2. A common response to Trump overload is to turn off the news. But, in the long term, that’s not a satisfactory answer because, whether we like it or not, Trump is President of the United States and has enormous power. He can affect our lives in many different ways: starting a nuclear war, ignoring the threat of global climate change, mishandling a natural disaster, shutting down a critical governmental service, and on and on.
Trump is marching us “through the valley of the shadow.” We’ve been thrust into an abusive relationship.
3. Trump is moody and volatile. From one day to the next, we don’t know what Donald will do. Occasionally he seems presidential, as when he went to Las Vegas and comforted victims of the terrible shooting. On many other occasions, Trump acts like a petulant child and lashes out at whomever he believes is disrespecting him.
For many Americans, Donald Trump is a difficult person whom we cannot get away from. In effect, we’re trapped in an abusive relationship. It’s not surprising that so many of us experience THUD.
What should we do about this?
When a health care professional is confronted with evidence of an abusive relationship, they advise the victim, “get out.” A doctor or therapist will tell the abuse victim to leave the abuser and go somewhere safe. Indeed, many of us know people who, because of THUD, have left the country. However, for most of us leaving the US is not an option.
Three options remain. One is to check out. Many Americans have absented themselves from all political discussions. In effect, they are pretending that Trump doesn’t exist or that he cannot affect them.
Another option ― popular in Washington ― is to pray for intervention. After Trump was elected, rumors circulated that his family ― particularly his daughter, Ivanka ― would keep him check. When this hope proved to be foolhardy, some suggested that the Republican Party “elders” would keep Donald in check ― somehow Mitch McConnell and Paul Ryan would limit Trump’s damage. Recent months have proved this hope also to be foolhardy.

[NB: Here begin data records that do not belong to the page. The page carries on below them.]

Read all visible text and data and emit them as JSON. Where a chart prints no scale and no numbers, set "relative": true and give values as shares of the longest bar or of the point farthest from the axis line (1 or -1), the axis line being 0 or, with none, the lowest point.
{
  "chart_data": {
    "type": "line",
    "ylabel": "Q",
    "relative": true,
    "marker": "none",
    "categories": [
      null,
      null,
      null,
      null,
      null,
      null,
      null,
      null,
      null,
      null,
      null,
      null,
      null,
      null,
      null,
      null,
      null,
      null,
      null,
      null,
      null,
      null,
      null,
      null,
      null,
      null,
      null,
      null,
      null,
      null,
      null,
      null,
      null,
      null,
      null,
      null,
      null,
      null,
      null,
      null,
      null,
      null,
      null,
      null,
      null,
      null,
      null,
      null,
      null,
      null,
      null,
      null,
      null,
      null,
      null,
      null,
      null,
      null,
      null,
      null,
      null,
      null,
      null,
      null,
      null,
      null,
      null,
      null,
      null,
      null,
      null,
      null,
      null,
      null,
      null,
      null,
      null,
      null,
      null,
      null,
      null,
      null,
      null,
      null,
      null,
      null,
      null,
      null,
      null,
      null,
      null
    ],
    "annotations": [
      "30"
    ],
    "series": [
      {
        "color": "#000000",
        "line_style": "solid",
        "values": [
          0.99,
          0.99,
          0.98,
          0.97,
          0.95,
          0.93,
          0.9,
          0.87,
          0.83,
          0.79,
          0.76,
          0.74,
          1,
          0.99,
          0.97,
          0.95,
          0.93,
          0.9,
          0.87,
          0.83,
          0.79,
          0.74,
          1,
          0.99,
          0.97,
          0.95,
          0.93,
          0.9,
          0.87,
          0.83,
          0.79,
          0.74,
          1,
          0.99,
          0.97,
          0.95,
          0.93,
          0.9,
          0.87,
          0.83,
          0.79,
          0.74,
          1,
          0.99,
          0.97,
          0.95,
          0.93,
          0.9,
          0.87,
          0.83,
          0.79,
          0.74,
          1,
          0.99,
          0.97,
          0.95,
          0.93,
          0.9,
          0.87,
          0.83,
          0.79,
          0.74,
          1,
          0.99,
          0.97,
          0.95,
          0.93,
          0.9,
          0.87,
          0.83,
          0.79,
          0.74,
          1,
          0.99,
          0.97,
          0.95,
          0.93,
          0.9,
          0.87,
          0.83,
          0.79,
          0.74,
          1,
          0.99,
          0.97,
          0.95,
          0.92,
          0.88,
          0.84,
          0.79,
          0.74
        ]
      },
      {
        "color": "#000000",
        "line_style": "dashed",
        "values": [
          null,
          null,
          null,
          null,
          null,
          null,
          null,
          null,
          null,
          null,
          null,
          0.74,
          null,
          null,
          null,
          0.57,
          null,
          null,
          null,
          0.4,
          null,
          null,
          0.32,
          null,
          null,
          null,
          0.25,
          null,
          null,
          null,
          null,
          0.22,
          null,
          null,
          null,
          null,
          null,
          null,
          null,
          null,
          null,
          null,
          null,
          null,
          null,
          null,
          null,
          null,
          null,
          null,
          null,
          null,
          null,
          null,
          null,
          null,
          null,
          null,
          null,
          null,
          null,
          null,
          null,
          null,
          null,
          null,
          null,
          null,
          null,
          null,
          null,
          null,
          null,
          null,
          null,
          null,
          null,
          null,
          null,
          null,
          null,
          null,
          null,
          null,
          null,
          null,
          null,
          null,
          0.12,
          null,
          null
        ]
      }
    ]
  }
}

At the moment, the dominant intervention fantasy involves “the good generals”: Secretary of Defense James Mattis and Chief of Staff John Kelly (both retired Marine Corps generals). The notion is that Mattis or Kelly will stop Trump from a catastrophic action caused by a fit of pique; for example, they will keep him from bombing North Korea because Donald feels disrespected by Kim Jong Un. Nonetheless, it’s obvious Mattis and Kelly have no influence on domestic policy: they haven’t intervened to stop Trump from repealing DACA or rolling back environmental protections.
If direct intervention with Trump seems inconceivable, there remains the possibility of blocking him in Congress. That is, the notion that in 2018 Democrats will regain control of the House or Senate and use congressional power to check Trump; for example by passing legislation to defend “Dreamers”or to strengthen environmental protections. This is the most viable remedy for all of us who suffer from “Trump Hypertensive Unexplained Disorder;” work to ensure that Democrats win in 2018.
“Yea, though I walk through the valley of the shadow of death, I will fear no evil.” To walk without fear we must take action to block Donald Trump.